An older man is shouting in the ER.
He’s yanking off monitors, confused, yelling for his wife.
The team looks to you. “Psych consult?”
You don’t have hours. You need to decide—now.
▸ Is this delirium?
▸ What labs are worth running?
▸ Do I give haloperidol—or will that make it worse?
I pulled up the APA Practice Guideline for Delirium, hoping for clarity.
What I found was 80 pages of carefully hedged prose and methodological rigor.
It's not that it's wrong.
It's just that none of it tells you what to do when a delirious patient is climbing out of bed.
That’s the central tension.
Practice guidelines aim for academic rigor, methodological transparency, and thorough literature review.
But clinicians are looking for pattern recognition and fast decisions—especially in high-stakes moments.
That’s why we’re sharing a 3-page fact sheet instead.
It was written by Dr.
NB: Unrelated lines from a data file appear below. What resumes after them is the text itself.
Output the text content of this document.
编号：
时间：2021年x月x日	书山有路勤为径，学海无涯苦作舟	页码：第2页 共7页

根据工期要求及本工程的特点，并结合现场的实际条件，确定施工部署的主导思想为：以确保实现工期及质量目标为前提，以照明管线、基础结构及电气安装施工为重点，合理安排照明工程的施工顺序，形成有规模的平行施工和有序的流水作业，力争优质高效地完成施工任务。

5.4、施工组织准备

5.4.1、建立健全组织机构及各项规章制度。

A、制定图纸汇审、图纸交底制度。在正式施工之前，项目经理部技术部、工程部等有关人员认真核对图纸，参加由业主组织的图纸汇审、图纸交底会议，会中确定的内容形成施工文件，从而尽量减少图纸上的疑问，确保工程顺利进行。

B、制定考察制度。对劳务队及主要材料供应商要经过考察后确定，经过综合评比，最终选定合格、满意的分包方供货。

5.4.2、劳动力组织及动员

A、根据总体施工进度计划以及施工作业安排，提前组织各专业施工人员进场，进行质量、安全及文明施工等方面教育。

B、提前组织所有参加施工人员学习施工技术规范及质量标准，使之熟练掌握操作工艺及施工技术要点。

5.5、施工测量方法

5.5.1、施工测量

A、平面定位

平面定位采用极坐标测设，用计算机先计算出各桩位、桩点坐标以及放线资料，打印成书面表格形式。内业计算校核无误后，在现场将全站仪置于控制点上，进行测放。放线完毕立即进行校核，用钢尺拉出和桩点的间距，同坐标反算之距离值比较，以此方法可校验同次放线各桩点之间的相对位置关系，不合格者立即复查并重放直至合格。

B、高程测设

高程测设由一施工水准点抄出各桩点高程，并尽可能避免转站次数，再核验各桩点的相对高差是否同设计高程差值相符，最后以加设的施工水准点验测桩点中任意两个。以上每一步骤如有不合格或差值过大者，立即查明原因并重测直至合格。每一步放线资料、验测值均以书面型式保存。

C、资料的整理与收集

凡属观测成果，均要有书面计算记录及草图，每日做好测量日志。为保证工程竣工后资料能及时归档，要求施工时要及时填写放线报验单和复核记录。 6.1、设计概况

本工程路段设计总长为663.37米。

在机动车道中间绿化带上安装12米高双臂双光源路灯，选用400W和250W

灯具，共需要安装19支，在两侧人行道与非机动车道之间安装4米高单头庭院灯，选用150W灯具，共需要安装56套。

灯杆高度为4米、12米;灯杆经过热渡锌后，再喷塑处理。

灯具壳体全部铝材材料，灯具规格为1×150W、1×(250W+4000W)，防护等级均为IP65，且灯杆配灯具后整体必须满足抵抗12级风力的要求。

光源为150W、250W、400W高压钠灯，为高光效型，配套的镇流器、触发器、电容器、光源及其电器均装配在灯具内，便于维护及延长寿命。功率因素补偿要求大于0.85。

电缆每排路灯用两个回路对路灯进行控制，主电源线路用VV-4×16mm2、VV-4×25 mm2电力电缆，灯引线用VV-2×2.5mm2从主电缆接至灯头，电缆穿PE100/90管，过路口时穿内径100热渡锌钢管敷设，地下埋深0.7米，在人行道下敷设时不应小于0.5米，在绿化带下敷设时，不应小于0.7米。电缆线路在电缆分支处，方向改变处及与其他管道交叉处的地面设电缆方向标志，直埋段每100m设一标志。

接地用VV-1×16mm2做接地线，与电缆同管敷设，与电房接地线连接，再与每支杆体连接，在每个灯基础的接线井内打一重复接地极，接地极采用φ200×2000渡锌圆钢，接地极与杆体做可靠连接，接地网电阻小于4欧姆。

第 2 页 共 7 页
Rehan Aziz as part of his excellent Geriatric Psychiatry Fact Book.
It doesn’t review 20 references.
It reminds you that WORLD backwards is often more revealing of delirium than a full cognitive screen.
That a BUN/creatinine >20 might be your only clue to dehydration.
That QTc >500 means skip haloperidol and consider divalproex.
The APA’s guideline devotes over 10 pages to its development process.
Dr. Aziz uses 3 to walk you through what actually works—step by step.
There’s a place for both.
But let’s be honest: most of us have 30 seconds, not 30 pages.
And we need answers, not ambiguity.
The moment a guideline loses clinical utility, it becomes an academic artifact.
Do you find official guidelines clinically useful?What’s one you actually rely on in the heat of a clinical moment?